NOBLESVILLE, Ind. — An Indiana middle school student armed with two handguns opened fire inside his science classroom Friday, authorities said, wounding a classmate and a teacher whose swift intervention was credited with saving lives.
The shooter, who had asked to be dismissed from the class before returning with the guns, was arrested “extremely quickly” after the incident about 9 a.m. at Noblesville West Middle School, police Chief Kevin Jowitt said. Authorities didn’t release his name or say whether he had been in trouble before but indicated he likely acted alone.
Seventh-grader Ethan Stonebraker said the student was acting suspiciously when he walked into the room while the class was taking a test. He said science teacher Jason Seaman likely averted a catastrophe.

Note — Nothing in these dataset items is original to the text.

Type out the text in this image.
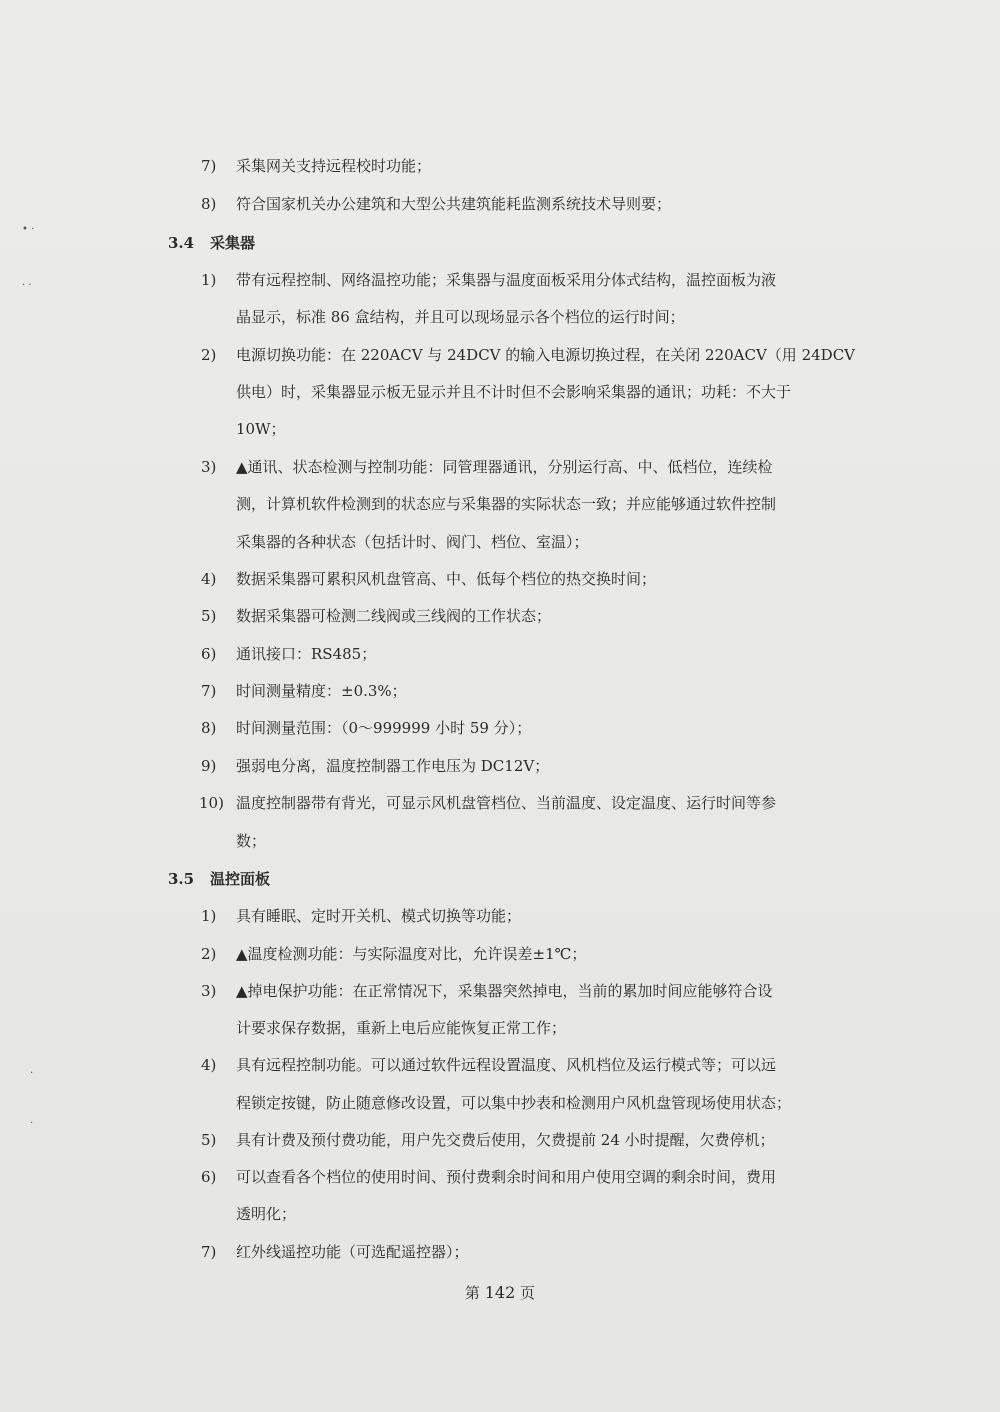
7) 采集网关支持远程校时功能；
8) 符合国家机关办公建筑和大型公共建筑能耗监测系统技术导则要；
3.4 采集器
1) 带有远程控制、网络温控功能；采集器与温度面板采用分体式结构，温控面板为液
晶显示，标准 86 盒结构，并且可以现场显示各个档位的运行时间；
2) 电源切换功能：在 220ACV 与 24DCV 的输入电源切换过程，在关闭 220ACV（用 24DCV
供电）时，采集器显示板无显示并且不计时但不会影响采集器的通讯；功耗：不大于
10W；
3) ▲通讯、状态检测与控制功能：同管理器通讯，分别运行高、中、低档位，连续检
测，计算机软件检测到的状态应与采集器的实际状态一致；并应能够通过软件控制
采集器的各种状态（包括计时、阀门、档位、室温）；
4) 数据采集器可累积风机盘管高、中、低每个档位的热交换时间；
5) 数据采集器可检测二线阀或三线阀的工作状态；
6) 通讯接口：RS485；
7) 时间测量精度：±0.3%；
8) 时间测量范围：（0～999999 小时 59 分）；
9) 强弱电分离，温度控制器工作电压为 DC12V；
10) 温度控制器带有背光，可显示风机盘管档位、当前温度、设定温度、运行时间等参
数；
3.5 温控面板
1) 具有睡眠、定时开关机、模式切换等功能；
2) ▲温度检测功能：与实际温度对比，允许误差±1℃；
3) ▲掉电保护功能：在正常情况下，采集器突然掉电，当前的累加时间应能够符合设
计要求保存数据，重新上电后应能恢复正常工作；
4) 具有远程控制功能。可以通过软件远程设置温度、风机档位及运行模式等；可以远
程锁定按键，防止随意修改设置，可以集中抄表和检测用户风机盘管现场使用状态；
5) 具有计费及预付费功能，用户先交费后使用，欠费提前 24 小时提醒，欠费停机；
6) 可以查看各个档位的使用时间、预付费剩余时间和用户使用空调的剩余时间，费用
透明化；
7) 红外线遥控功能（可选配遥控器）；
第 142 页
• ·
· ·
·
·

“Our science teacher immediately ran at him, swatted a gun out of his hand and tackled him to the ground,” Stonebraker said. “If it weren’t for him, more of us would have been injured for sure.”

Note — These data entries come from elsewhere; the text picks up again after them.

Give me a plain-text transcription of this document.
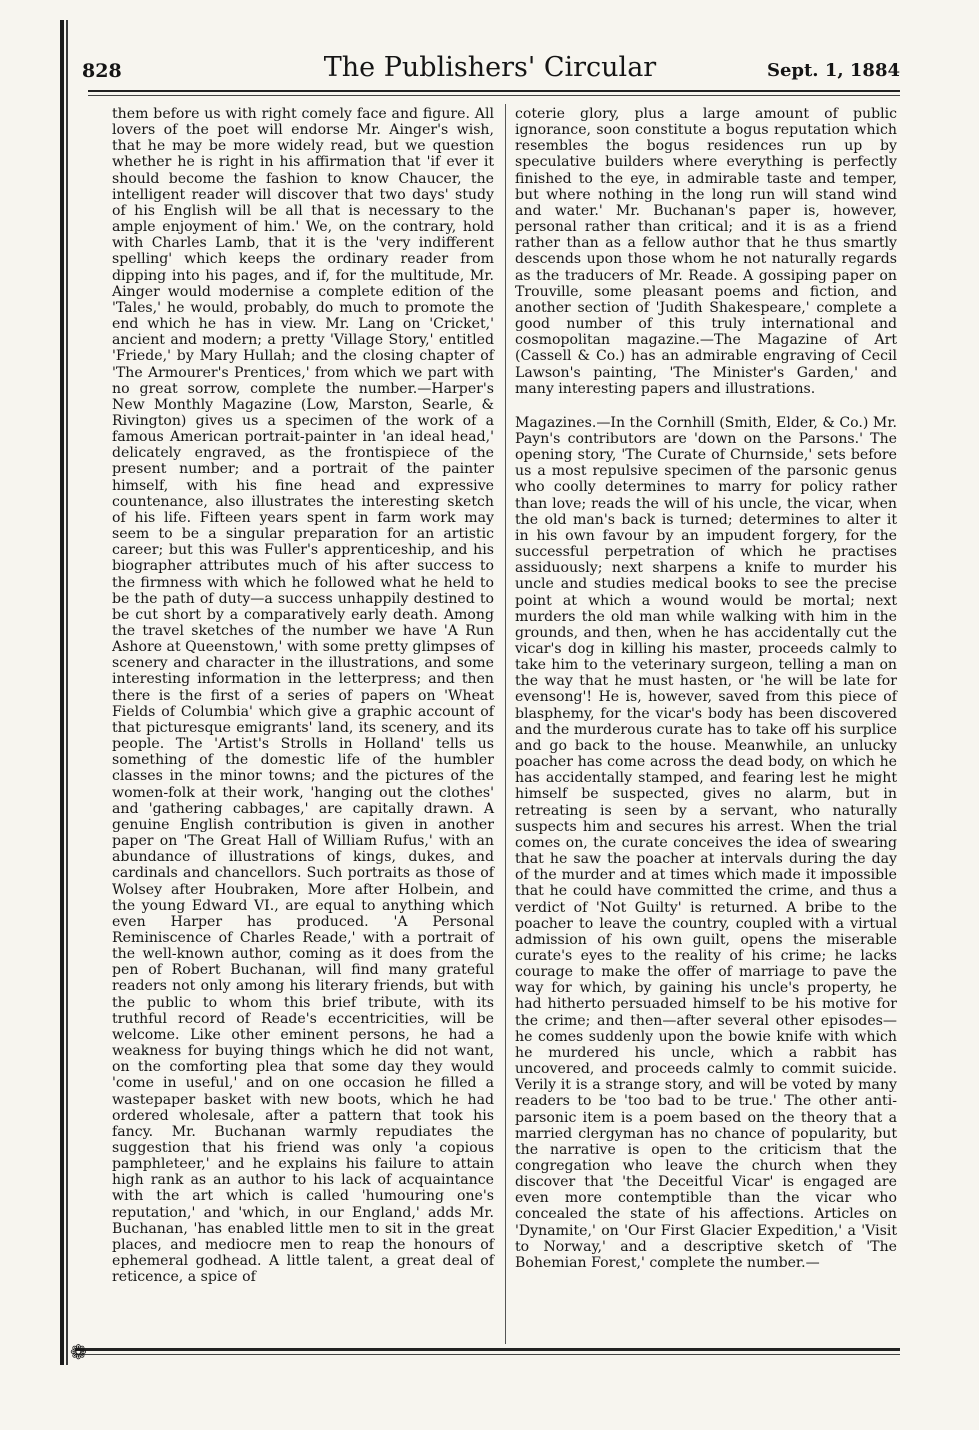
828	The Publishers' Circular	Sept. 1, 1884

them before us with right comely face and figure. All lovers of the poet will endorse Mr. Ainger's wish, that he may be more widely read, but we question whether he is right in his affirmation that 'if ever it should become the fashion to know Chaucer, the intelligent reader will discover that two days' study of his English will be all that is necessary to the ample enjoyment of him.' We, on the contrary, hold with Charles Lamb, that it is the 'very indifferent spelling' which keeps the ordinary reader from dipping into his pages, and if, for the multitude, Mr. Ainger would modernise a complete edition of the 'Tales,' he would, probably, do much to promote the end which he has in view. Mr. Lang on 'Cricket,' ancient and modern; a pretty 'Village Story,' entitled 'Friede,' by Mary Hullah; and the closing chapter of 'The Armourer's Prentices,' from which we part with no great sorrow, complete the number.—Harper's New Monthly Magazine (Low, Marston, Searle, & Rivington) gives us a specimen of the work of a famous American portrait-painter in 'an ideal head,' delicately engraved, as the frontispiece of the present number; and a portrait of the painter himself, with his fine head and expressive countenance, also illustrates the interesting sketch of his life. Fifteen years spent in farm work may seem to be a singular preparation for an artistic career; but this was Fuller's apprenticeship, and his biographer attributes much of his after success to the firmness with which he followed what he held to be the path of duty—a success unhappily destined to be cut short by a comparatively early death. Among the travel sketches of the number we have 'A Run Ashore at Queenstown,' with some pretty glimpses of scenery and character in the illustrations, and some interesting information in the letterpress; and then there is the first of a series of papers on 'Wheat Fields of Columbia' which give a graphic account of that picturesque emigrants' land, its scenery, and its people. The 'Artist's Strolls in Holland' tells us something of the domestic life of the humbler classes in the minor towns; and the pictures of the women-folk at their work, 'hanging out the clothes' and 'gathering cabbages,' are capitally drawn. A genuine English contribution is given in another paper on 'The Great Hall of William Rufus,' with an abundance of illustrations of kings, dukes, and cardinals and chancellors. Such portraits as those of Wolsey after Houbraken, More after Holbein, and the young Edward VI., are equal to anything which even Harper has produced. 'A Personal Reminiscence of Charles Reade,' with a portrait of the well-known author, coming as it does from the pen of Robert Buchanan, will find many grateful readers not only among his literary friends, but with the public to whom this brief tribute, with its truthful record of Reade's eccentricities, will be welcome. Like other eminent persons, he had a weakness for buying things which he did not want, on the comforting plea that some day they would 'come in useful,' and on one occasion he filled a wastepaper basket with new boots, which he had ordered wholesale, after a pattern that took his fancy. Mr. Buchanan warmly repudiates the suggestion that his friend was only 'a copious pamphleteer,' and he explains his failure to attain high rank as an author to his lack of acquaintance with the art which is called 'humouring one's reputation,' and 'which, in our England,' adds Mr. Buchanan, 'has enabled little men to sit in the great places, and mediocre men to reap the honours of ephemeral godhead. A little talent, a great deal of reticence, a spice of

coterie glory, plus a large amount of public ignorance, soon constitute a bogus reputation which resembles the bogus residences run up by speculative builders where everything is perfectly finished to the eye, in admirable taste and temper, but where nothing in the long run will stand wind and water.' Mr. Buchanan's paper is, however, personal rather than critical; and it is as a friend rather than as a fellow author that he thus smartly descends upon those whom he not naturally regards as the traducers of Mr. Reade. A gossiping paper on Trouville, some pleasant poems and fiction, and another section of 'Judith Shakespeare,' complete a good number of this truly international and cosmopolitan magazine.—The Magazine of Art (Cassell & Co.) has an admirable engraving of Cecil Lawson's painting, 'The Minister's Garden,' and many interesting papers and illustrations.

Magazines.—In the Cornhill (Smith, Elder, & Co.) Mr. Payn's contributors are 'down on the Parsons.' The opening story, 'The Curate of Churnside,' sets before us a most repulsive specimen of the parsonic genus who coolly determines to marry for policy rather than love; reads the will of his uncle, the vicar, when the old man's back is turned; determines to alter it in his own favour by an impudent forgery, for the successful perpetration of which he practises assiduously; next sharpens a knife to murder his uncle and studies medical books to see the precise point at which a wound would be mortal; next murders the old man while walking with him in the grounds, and then, when he has accidentally cut the vicar's dog in killing his master, proceeds calmly to take him to the veterinary surgeon, telling a man on the way that he must hasten, or 'he will be late for evensong'! He is, however, saved from this piece of blasphemy, for the vicar's body has been discovered and the murderous curate has to take off his surplice and go back to the house. Meanwhile, an unlucky poacher has come across the dead body, on which he has accidentally stamped, and fearing lest he might himself be suspected, gives no alarm, but in retreating is seen by a servant, who naturally suspects him and secures his arrest. When the trial comes on, the curate conceives the idea of swearing that he saw the poacher at intervals during the day of the murder and at times which made it impossible that he could have committed the crime, and thus a verdict of 'Not Guilty' is returned. A bribe to the poacher to leave the country, coupled with a virtual admission of his own guilt, opens the miserable curate's eyes to the reality of his crime; he lacks courage to make the offer of marriage to pave the way for which, by gaining his uncle's property, he had hitherto persuaded himself to be his motive for the crime; and then—after several other episodes—he comes suddenly upon the bowie knife with which he murdered his uncle, which a rabbit has uncovered, and proceeds calmly to commit suicide. Verily it is a strange story, and will be voted by many readers to be 'too bad to be true.' The other anti-parsonic item is a poem based on the theory that a married clergyman has no chance of popularity, but the narrative is open to the criticism that the congregation who leave the church when they discover that 'the Deceitful Vicar' is engaged are even more contemptible than the vicar who concealed the state of his affections. Articles on 'Dynamite,' on 'Our First Glacier Expedition,' a 'Visit to Norway,' and a descriptive sketch of 'The Bohemian Forest,' complete the number.—

❁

Stonebraker told ABC News that Seaman threw a basketball at the shooter and ran toward the bullets as screaming students sought cover behind a table.
He said he knew the suspected gunman, whom he described as “a nice kid most of the times” and said he often joked with the classmates.
“It’s just a shock he would do something like that,” Stonebraker said.
The attack occurs a week after an attack at a high school in Santa Fe, Texas, that killed eight students and two teachers, and months after the school attack that killed 17 people in Parkland, Florida. The Florida attack inspired students from that school and others throughout the country to call for more restrictions on access to guns.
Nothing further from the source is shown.